Avoid for strategic product vision (requires deep customer empathy), pricing decisions (needs market and financial expertise), or when face-to-face customer discovery is more valuable than speed.

Learning Path

  1. 1Basic: user stories, feature specs, status updates
  2. 2Intermediate: competitive analysis, prioritization frameworks, PRDs
  3. 3Advanced: product strategy, go-to-market planning, OKR setting
  4. 4Expert: product vision, market positioning, business model innovation

Discussion

Product Hunt–style comments (not star reviews)
  • No comments yet — start the thread.
general reviews

Ratings

4.835 reviews
  • Mia Dixit· Dec 8, 2024

    Solid pick for teams standardizing on skills: fine-tuning-expert is focused, and the summary matches what you get after install.
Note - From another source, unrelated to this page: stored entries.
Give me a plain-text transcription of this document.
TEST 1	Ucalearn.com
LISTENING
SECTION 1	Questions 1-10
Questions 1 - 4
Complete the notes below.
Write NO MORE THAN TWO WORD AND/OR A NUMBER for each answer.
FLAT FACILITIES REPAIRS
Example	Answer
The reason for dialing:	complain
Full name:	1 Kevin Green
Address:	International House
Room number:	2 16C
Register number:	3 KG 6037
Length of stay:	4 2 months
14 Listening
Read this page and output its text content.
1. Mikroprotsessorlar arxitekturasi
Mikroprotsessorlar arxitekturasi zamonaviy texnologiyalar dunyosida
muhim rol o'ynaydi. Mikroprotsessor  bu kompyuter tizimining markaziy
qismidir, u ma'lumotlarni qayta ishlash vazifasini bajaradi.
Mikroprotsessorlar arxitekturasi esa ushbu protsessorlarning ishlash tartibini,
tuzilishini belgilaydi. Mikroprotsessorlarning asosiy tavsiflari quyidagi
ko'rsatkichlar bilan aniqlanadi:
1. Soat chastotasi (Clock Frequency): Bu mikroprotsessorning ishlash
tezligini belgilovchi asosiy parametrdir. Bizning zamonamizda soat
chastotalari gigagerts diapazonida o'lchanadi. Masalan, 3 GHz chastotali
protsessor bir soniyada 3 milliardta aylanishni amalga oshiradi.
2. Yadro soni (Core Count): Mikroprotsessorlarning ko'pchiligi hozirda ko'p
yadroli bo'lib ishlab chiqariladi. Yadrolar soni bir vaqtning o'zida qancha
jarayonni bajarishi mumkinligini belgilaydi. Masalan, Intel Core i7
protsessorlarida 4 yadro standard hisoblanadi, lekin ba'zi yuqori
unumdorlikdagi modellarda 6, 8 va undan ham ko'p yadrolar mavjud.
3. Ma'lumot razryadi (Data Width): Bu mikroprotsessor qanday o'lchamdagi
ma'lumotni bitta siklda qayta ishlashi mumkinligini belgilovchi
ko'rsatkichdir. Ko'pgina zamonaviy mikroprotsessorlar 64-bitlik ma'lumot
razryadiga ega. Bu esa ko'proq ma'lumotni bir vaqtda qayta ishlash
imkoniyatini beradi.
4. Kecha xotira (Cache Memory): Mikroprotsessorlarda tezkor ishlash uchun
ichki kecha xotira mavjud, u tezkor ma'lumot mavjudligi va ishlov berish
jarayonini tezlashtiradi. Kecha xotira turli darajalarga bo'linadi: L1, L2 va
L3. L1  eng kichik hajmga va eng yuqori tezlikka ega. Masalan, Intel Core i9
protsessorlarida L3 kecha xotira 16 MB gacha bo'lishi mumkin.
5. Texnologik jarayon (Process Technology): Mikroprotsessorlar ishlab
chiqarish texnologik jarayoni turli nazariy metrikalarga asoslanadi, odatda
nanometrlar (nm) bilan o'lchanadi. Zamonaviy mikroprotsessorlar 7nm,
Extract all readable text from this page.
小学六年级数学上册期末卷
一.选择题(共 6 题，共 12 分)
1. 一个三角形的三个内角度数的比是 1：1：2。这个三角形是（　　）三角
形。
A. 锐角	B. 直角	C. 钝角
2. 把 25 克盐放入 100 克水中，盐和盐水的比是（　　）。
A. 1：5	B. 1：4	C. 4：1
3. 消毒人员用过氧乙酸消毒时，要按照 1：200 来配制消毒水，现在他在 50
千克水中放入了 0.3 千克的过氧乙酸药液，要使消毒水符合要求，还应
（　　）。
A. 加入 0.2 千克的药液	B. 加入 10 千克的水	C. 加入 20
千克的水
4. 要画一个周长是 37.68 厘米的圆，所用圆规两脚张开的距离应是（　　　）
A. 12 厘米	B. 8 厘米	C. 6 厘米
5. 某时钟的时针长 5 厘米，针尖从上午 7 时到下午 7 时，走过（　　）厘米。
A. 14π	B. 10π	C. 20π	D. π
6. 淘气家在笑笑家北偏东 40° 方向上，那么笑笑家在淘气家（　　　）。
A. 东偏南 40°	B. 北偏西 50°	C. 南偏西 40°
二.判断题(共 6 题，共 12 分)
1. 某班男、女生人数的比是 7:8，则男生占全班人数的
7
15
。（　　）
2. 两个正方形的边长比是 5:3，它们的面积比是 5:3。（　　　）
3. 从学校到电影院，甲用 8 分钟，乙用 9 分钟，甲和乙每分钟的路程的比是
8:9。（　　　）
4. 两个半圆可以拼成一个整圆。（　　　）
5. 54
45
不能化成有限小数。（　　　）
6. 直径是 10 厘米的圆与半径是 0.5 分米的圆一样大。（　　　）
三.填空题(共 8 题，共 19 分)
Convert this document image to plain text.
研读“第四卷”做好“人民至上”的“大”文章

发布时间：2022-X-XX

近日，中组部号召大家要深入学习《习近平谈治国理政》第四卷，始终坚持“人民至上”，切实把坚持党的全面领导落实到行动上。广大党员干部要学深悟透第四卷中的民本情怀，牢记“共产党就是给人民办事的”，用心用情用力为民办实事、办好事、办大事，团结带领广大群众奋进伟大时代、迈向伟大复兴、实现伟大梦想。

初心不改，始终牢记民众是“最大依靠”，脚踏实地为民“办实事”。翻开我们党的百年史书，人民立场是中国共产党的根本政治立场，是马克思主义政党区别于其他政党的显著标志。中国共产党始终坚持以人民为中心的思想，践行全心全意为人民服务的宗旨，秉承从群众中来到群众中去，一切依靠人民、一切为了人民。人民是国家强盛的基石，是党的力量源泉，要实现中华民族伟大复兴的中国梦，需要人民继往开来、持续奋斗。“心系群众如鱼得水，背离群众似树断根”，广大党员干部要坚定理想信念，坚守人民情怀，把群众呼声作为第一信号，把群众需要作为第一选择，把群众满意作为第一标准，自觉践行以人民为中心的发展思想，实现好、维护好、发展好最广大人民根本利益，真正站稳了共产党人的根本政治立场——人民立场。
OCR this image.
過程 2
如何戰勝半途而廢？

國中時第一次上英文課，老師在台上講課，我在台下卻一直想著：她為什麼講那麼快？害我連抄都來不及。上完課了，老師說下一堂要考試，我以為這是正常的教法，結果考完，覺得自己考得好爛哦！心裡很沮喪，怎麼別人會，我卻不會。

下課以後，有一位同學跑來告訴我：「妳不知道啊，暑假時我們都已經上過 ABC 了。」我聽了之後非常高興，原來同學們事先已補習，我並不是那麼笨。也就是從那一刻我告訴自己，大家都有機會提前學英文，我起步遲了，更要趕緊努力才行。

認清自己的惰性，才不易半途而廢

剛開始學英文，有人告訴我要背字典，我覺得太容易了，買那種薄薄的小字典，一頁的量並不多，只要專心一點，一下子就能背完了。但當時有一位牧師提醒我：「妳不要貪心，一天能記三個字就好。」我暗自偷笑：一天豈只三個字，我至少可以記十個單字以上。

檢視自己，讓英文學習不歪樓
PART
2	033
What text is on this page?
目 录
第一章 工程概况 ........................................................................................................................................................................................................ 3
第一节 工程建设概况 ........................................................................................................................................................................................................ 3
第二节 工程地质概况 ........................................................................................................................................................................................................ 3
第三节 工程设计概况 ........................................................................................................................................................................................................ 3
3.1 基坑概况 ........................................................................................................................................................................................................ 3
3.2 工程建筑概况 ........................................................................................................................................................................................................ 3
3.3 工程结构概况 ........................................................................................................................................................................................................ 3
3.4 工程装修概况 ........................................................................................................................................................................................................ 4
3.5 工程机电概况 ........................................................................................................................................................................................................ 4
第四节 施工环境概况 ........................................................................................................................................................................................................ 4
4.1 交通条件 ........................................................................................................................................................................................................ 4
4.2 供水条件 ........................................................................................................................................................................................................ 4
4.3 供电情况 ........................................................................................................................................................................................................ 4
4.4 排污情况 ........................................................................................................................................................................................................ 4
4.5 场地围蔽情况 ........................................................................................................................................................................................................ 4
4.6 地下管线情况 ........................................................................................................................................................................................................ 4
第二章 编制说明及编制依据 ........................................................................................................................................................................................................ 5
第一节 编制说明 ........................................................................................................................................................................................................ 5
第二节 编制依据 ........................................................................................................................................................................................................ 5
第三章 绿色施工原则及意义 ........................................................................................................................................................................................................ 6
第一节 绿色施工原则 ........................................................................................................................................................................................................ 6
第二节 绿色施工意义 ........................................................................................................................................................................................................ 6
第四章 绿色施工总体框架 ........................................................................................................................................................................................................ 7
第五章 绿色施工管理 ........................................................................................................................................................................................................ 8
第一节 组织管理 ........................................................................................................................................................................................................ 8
  • Chaitanya Patil· Dec 4, 2024

    fine-tuning-expert reduced setup friction for our internal harness; good balance of opinion and flexibility.

  • Lucas Perez· Nov 27, 2024

    We added fine-tuning-expert from the explainx registry; install was straightforward and the SKILL.md answered most questions upfront.

  • Piyush G· Nov 23, 2024

    I recommend fine-tuning-expert for anyone iterating fast on agent tooling; clear intent and a small, reviewable surface area.

  • Li Harris· Oct 18, 2024

    fine-tuning-expert fits our agent workflows well — practical, well scoped, and easy to wire into existing repos.

  • Shikha Mishra· Oct 14, 2024

    Useful defaults in fine-tuning-expert — fewer surprises than typical one-off scripts, and it plays nicely with `npx skills` flows.

  • Arjun Dixit· Sep 9, 2024

    Registry listing for fine-tuning-expert matched our evaluation — installs cleanly and behaves as described in the markdown.

  • Isabella Kim· Sep 1, 2024

    fine-tuning-expert reduced setup friction for our internal harness; good balance of opinion and flexibility.

  • Arjun Abbas· Aug 28, 2024

    fine-tuning-expert reduced setup friction for our internal harness; good balance of opinion and flexibility.

  • Ishan Anderson· Aug 20, 2024

    Registry listing for fine-tuning-expert matched our evaluation — installs cleanly and behaves as described in the markdown.